18 thoughts on “The Case of the Misplaced Britishisms

  1. You are absolutely right that those examples sound jarring coming from the mouth of a purported American. But I’ll defend ol’ Anthony (he really should change that to Antony if he’s serious about being British, though) by saying that a lot of Americans who live in Britain a long time begin to say certain things in British rather than in American. I call it “the full Madonna,” because, for those years she lived in Britain, whatever that celebrity said seemed to be half British (consciously, in her case, I’d guess). Others might do the same thing less consciously because of linguistic erosion of their prior dialect on one side of the road they’re on, and linguistic landslide of the dialect they hear all day on the other side.

    1. I always thought Anthony (which I always think of as the Celtic spelling) is more common in the UK than Antony, the Latin spelling (which I actually prefer).

  2. Given the movie, The Postman, starring Kevin Costner, don’t Americans also sometimes use the word post, instead of mail?
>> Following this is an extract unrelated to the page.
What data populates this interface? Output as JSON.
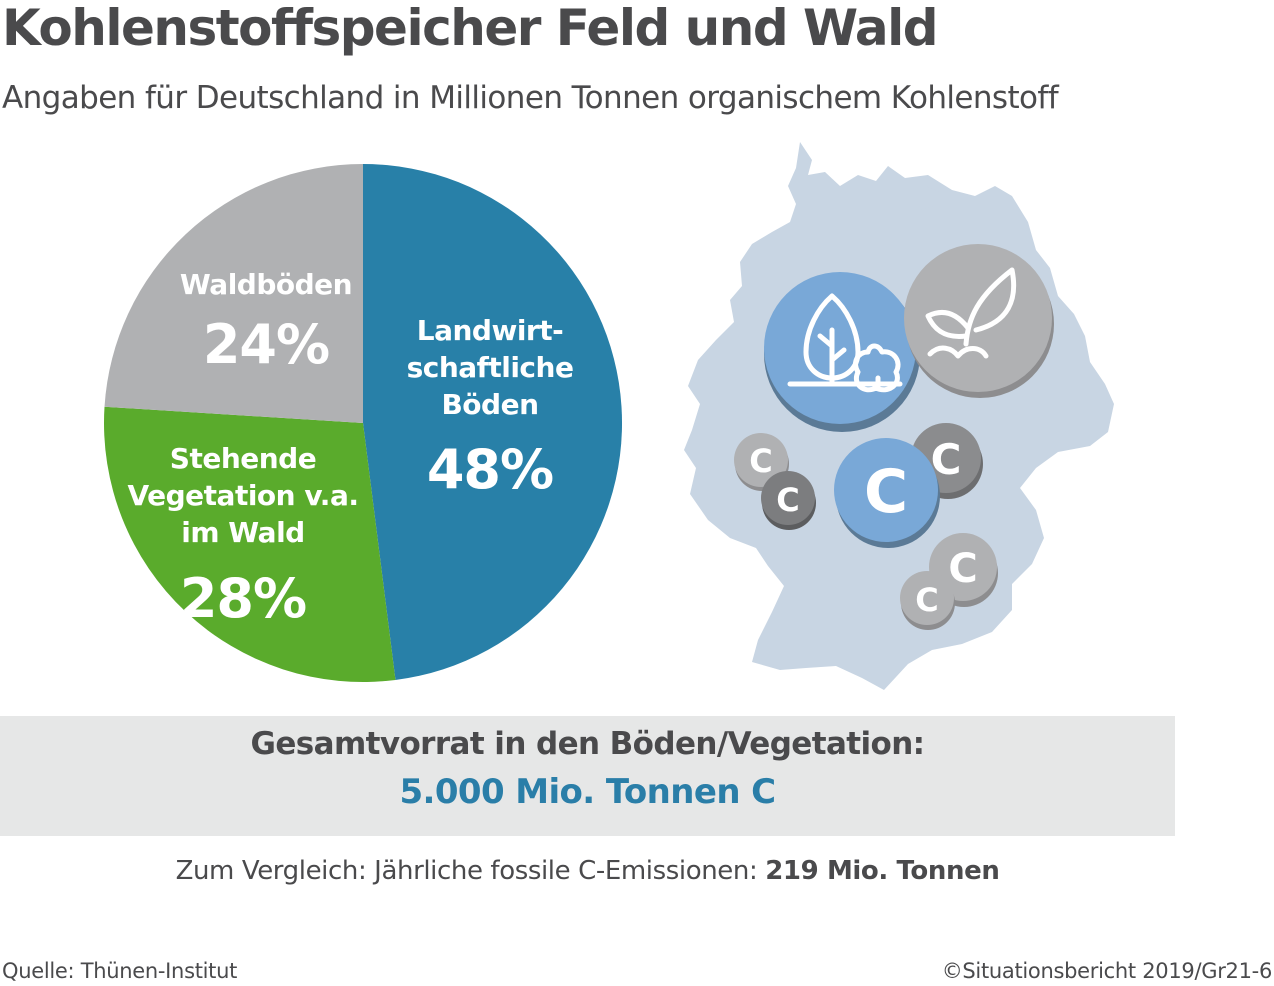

      1. I don’t think we ever say mailman in the UK. But the word mail is used, although probably not as often as post.

      2. I’d say “post” has a connotation in American of being immediate and user-oriented– like posting a notice or a roster on a bulletin board or posting a comment on a website– whereas “mail” is process-oriented and institutional in that it involves the postal service. As Ben says, mail is mail, though and never post. Anything in the mailbox is mail, and the verb for sending something via the postal system is always mail. I posted a positive comment on your blog, then mailed you the bill for puffing it up.

      3. As many have noted, in America the US Postal Service delivers the mail, whereas in Britain the Royal Mail delivers the post.

      4. It’s always junk mail that comes through the letterbox in the UK, not junk post.

  3. Conversely, I’m reminded of a book a friend of mine told me about. It was written by an American and there was a scene in a British police station where a British policeman says, “Well, I’ll be a horse’s ass. I didn’t realise he was a spelunker.” We’d save “caver”, not “spelunker” and I don’t think we’d even say “horse’s arse”. The British equivalent is probably “Well, I’ll be blowed” or maybe “Bugger me”.

    1. Rather like those regular calls from “Officer…… at HMRC” to inform me of an error in “filing my taxes” and threatening to send the “city police” to take me to “the courthouse” to “meet with my attorney” unless I immediately pay a substantial sum of money.

  4. I’m not sure if I’m going too far here, but even the phrase “the window had been broken” comes across as more BrE Than AmE. I think most Americans would say “the window was broken” – unless, perhaps, they had reported moments before noticing that it wasn’t and wanted to emphasize the change in condition.

    1. You’re probably right. I think I might have said or written “had been broken,” but I’m over 70. And I’d likely have used it to convey my thinking “somebody broke the window” (so I might have written “somebody had broken the window”) rather than just that the window was in a broken state.

  5. Anthony Horowitz is a great storyteller, but I don’t think he has an ear for language. I didn’t think he was British when I read The Magpie Murders – he used ‘cemetery’ instead of graveyard or churchyard for a church burial ground (a cemetery is a municipal burial place). He also used ‘Harvest Fete’ instead of Harvest Festival, and I noticed several anachronisms in his characters’ 1950s speech. I’m surprised an editor didn’t pick these things up.

    1. That an editor didn’t pick them up need not be surprising. In the first place, the book might not have been edited at all. Second, the editor would have to be finely attuned to British English and possibly of a certain age to notice such incongruities. If the book was only proofread, that could explain a lot.

      1. There was a book up for the Hugo award for science fiction a few years ago that was by an American author but set in London during the Blitz. Somebody from the UK should really have gone through the book and checked its attempts at being British. You would not have been able to catch a Jubilee line train in 1941, nor used 5p coin to make a phone call.